Tak hanya motor, angkot jurusan Parung-Lebak Bulus juga terpantau menyerobot lajur kanan dan menerobos lampu merah. Aksi ini memicu adu suara klakson karena kendaraan dari arah berlawanan yang hendak berbelok ke timur terpotong lajurnya oleh angkot.
Foto: Aksi pengendara ramai-ramai lawan arus di Jalan Adhyaksa, Lebak Bulus, Jakarta Selatan. Warga mengeluhkan aksi tersebut bikin macet dan rawan kecelakaan lalu lintas. (Taufiq Syarifudin/detikcom)
Akibatnya, arus kendaraan dari arah berlawanan maupun dari arah timur melambat. Sejumlah pengendara terpaksa memperlambat laju kendaraannya saat memasuki persimpangan untuk menghindari motor yang melawan arah dan menerobos lampu merah.
Seorang warga, Herman (55), mengungkapkan bahwa kondisi ini sudah menjadi pemandangan sehari-hari. Menurutnya, lebar jalan yang sempit tidak sebanding dengan kepadatan lalu lintas yang tinggi. “Kayak gini tiap hari, dari sana (arah utara) padat, jalan kecil, lewat banyak. Orang pinginnya buru-buru jadi kayak gitu,” kata Herman di lokasi.

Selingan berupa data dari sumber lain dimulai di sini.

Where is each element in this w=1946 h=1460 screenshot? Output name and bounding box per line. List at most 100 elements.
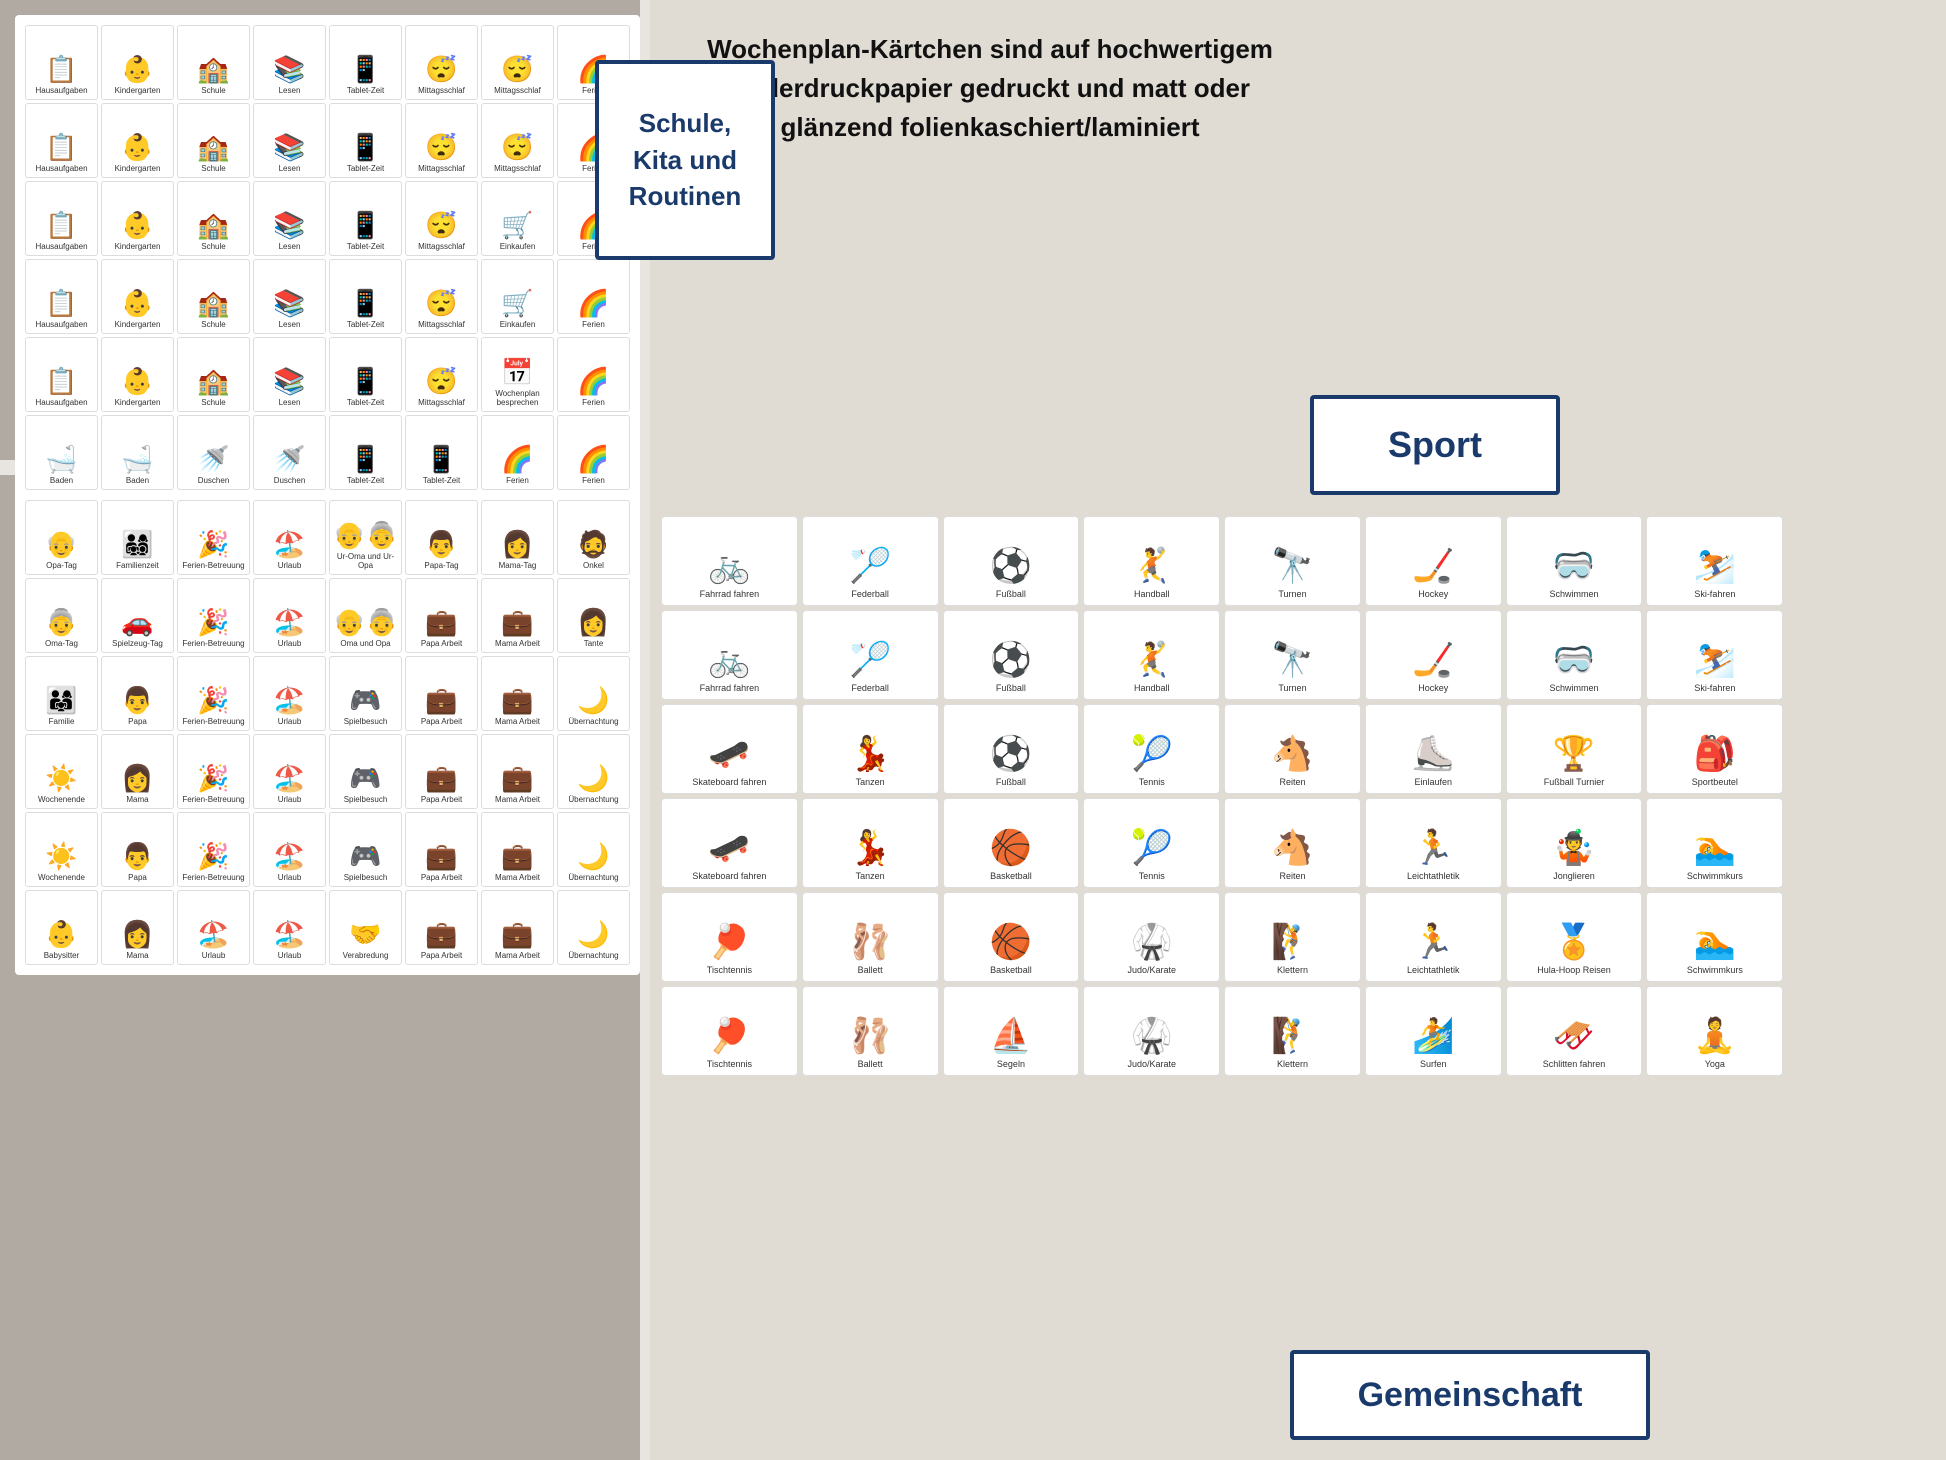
sport-card: 🚲 Fahrrad fahren <box>661 610 798 700</box>
school-card-label: Wochenplan besprechen <box>485 390 550 408</box>
school-card-label: Schule <box>201 321 225 330</box>
school-card: 🛁 Baden <box>101 415 174 490</box>
sport-card-label: Handball <box>1134 683 1170 694</box>
school-card-icon: 🏫 <box>197 54 229 85</box>
sport-row: 🏓 Tischtennis 🩰 Ballett 🏀 Basketball 🥋 J… <box>661 892 1924 982</box>
family-card-icon: 🏖️ <box>273 841 305 872</box>
sport-card-icon: 🥋 <box>1131 1016 1173 1056</box>
sport-card-icon: 🏄 <box>1412 1016 1454 1056</box>
sport-card: 🚲 Fahrrad fahren <box>661 516 798 606</box>
sport-card-icon: 🎾 <box>1131 828 1173 868</box>
family-card: 👩 Mama <box>101 734 174 809</box>
family-card-icon: 💼 <box>501 919 533 950</box>
school-card-label: Ferien <box>582 399 605 408</box>
sport-card: 🥋 Judo/Karate <box>1083 892 1220 982</box>
sport-card: 🥽 Schwimmen <box>1506 516 1643 606</box>
school-card: 🌈 Ferien <box>481 415 554 490</box>
sport-card: 🤹 Jonglieren <box>1506 798 1643 888</box>
family-card-label: Wochenende <box>38 796 85 805</box>
school-card-label: Tablet-Zeit <box>347 477 384 486</box>
family-card-label: Mama Arbeit <box>495 718 540 727</box>
sport-card-label: Fahrrad fahren <box>700 589 760 600</box>
family-card-icon: 🧔 <box>577 529 609 560</box>
family-card-label: Urlaub <box>278 640 302 649</box>
sport-card-icon: 💃 <box>849 734 891 774</box>
sport-card-icon: 🎾 <box>1131 734 1173 774</box>
sport-card-label: Tischtennis <box>707 1059 752 1070</box>
sport-card-label: Handball <box>1134 589 1170 600</box>
sport-card-icon: ⛷️ <box>1694 546 1736 586</box>
sport-card-icon: 🩰 <box>849 1016 891 1056</box>
school-card: 🛒 Einkaufen <box>481 181 554 256</box>
school-card-label: Mittagsschlaf <box>418 243 465 252</box>
family-card-icon: 🚗 <box>121 607 153 638</box>
family-card: 🚗 Spielzeug-Tag <box>101 578 174 653</box>
sport-row: 🛹 Skateboard fahren 💃 Tanzen ⚽ Fußball 🎾… <box>661 704 1924 794</box>
family-card-label: Papa Arbeit <box>421 952 462 961</box>
sport-card: 🏄 Surfen <box>1365 986 1502 1076</box>
family-card-label: Ferien-Betreuung <box>182 874 244 883</box>
school-card-label: Mittagsschlaf <box>418 321 465 330</box>
family-card: ☀️ Wochenende <box>25 734 98 809</box>
school-card-label: Lesen <box>279 321 301 330</box>
family-card-icon: 💼 <box>501 607 533 638</box>
school-card-label: Kindergarten <box>115 243 161 252</box>
school-card-label: Hausaufgaben <box>35 87 87 96</box>
sport-section: 🚲 Fahrrad fahren 🏸 Federball ⚽ Fußball 🤾… <box>655 510 1930 1086</box>
sport-card-label: Reiten <box>1279 871 1305 882</box>
school-card: 👶 Kindergarten <box>101 337 174 412</box>
sport-card: 🛹 Skateboard fahren <box>661 798 798 888</box>
school-card: 🏫 Schule <box>177 25 250 100</box>
family-card-icon: 👨 <box>121 685 153 716</box>
sport-card-icon: 🚲 <box>708 640 750 680</box>
school-card-icon: 📱 <box>349 210 381 241</box>
school-card-icon: 📱 <box>425 444 457 475</box>
school-card-icon: 📱 <box>349 54 381 85</box>
family-card-label: Mama Arbeit <box>495 952 540 961</box>
school-card-label: Tablet-Zeit <box>347 399 384 408</box>
sport-card-label: Segeln <box>997 1059 1025 1070</box>
family-card-icon: 👩 <box>501 529 533 560</box>
sport-card-label: Hockey <box>1418 683 1448 694</box>
family-card-label: Wochenende <box>38 874 85 883</box>
family-card: 👩 Mama <box>101 890 174 965</box>
sport-card: ⚽ Fußball <box>943 516 1080 606</box>
sport-card-label: Hockey <box>1418 589 1448 600</box>
family-card-icon: 👩 <box>121 763 153 794</box>
school-card: 😴 Mittagsschlaf <box>481 25 554 100</box>
sport-card: 🔭 Turnen <box>1224 610 1361 700</box>
school-card-label: Schule <box>201 399 225 408</box>
family-card-label: Papa Arbeit <box>421 640 462 649</box>
school-card-label: Ferien <box>582 321 605 330</box>
family-card: 🧔 Onkel <box>557 500 630 575</box>
family-card-label: Babysitter <box>44 952 80 961</box>
family-card-label: Spielbesuch <box>344 718 388 727</box>
school-card-label: Mittagsschlaf <box>494 87 541 96</box>
school-card-label: Schule <box>201 87 225 96</box>
family-card: 🏖️ Urlaub <box>177 890 250 965</box>
sport-card-icon: 🥋 <box>1131 922 1173 962</box>
family-card-label: Urlaub <box>278 796 302 805</box>
school-card-label: Hausaufgaben <box>35 399 87 408</box>
sport-card: 🎾 Tennis <box>1083 704 1220 794</box>
school-card: 📚 Lesen <box>253 337 326 412</box>
sport-row: 🏓 Tischtennis 🩰 Ballett ⛵ Segeln 🥋 Judo/… <box>661 986 1924 1076</box>
family-card-label: Papa <box>128 718 147 727</box>
school-card-icon: 🚿 <box>273 444 305 475</box>
family-card-icon: 👩 <box>121 919 153 950</box>
family-card-icon: 🏖️ <box>197 919 229 950</box>
family-card: 👨‍👩‍👧 Familie <box>25 656 98 731</box>
family-card: 💼 Mama Arbeit <box>481 812 554 887</box>
sport-card-icon: 🤹 <box>1553 828 1595 868</box>
sport-card-label: Einlaufen <box>1415 777 1453 788</box>
school-card-icon: 😴 <box>425 210 457 241</box>
sport-card-icon: 🏊 <box>1694 922 1736 962</box>
sport-card: 🩰 Ballett <box>802 986 939 1076</box>
sport-card-label: Schwimmkurs <box>1687 871 1743 882</box>
school-card: 📋 Hausaufgaben <box>25 103 98 178</box>
family-card-label: Papa Arbeit <box>421 718 462 727</box>
school-card: 📋 Hausaufgaben <box>25 181 98 256</box>
family-card-icon: 🌙 <box>577 841 609 872</box>
sport-card: 🏊 Schwimmkurs <box>1646 892 1783 982</box>
family-card: 🏖️ Urlaub <box>253 734 326 809</box>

Herman menambahkan, salah satu penyebab kemacetan di kawasan tersebut adalah aksi penyerobot lajur kanan atau melawan arah. Ia menjelaskan bahwa arus lalu lintas dari selatan ke utara menjadi padat karena terhalang oleh kendaraan yang melawan arah. “Kalau jam sibuk macet, gara-gara itu yang lawan arah. Dari sana (selatan) mau belok susah, mau lurus jalannya nyempit,” ujarnya.
Warga lainnya, Rahman (38), menuturkan bahwa kehadiran petugas polisi sempat membuat pengendara bersikap tertib, namun sebagian tetap nekat melawan arus. Namun, setelah petugas pergi, perilaku melawan arah kembali marak. “Kemarin itu ada polisi. Itu pun masih pada ngeyel lewat. Kalau udah nggak ada, ya sudah biasa kayak gini lagi,” jelasnya.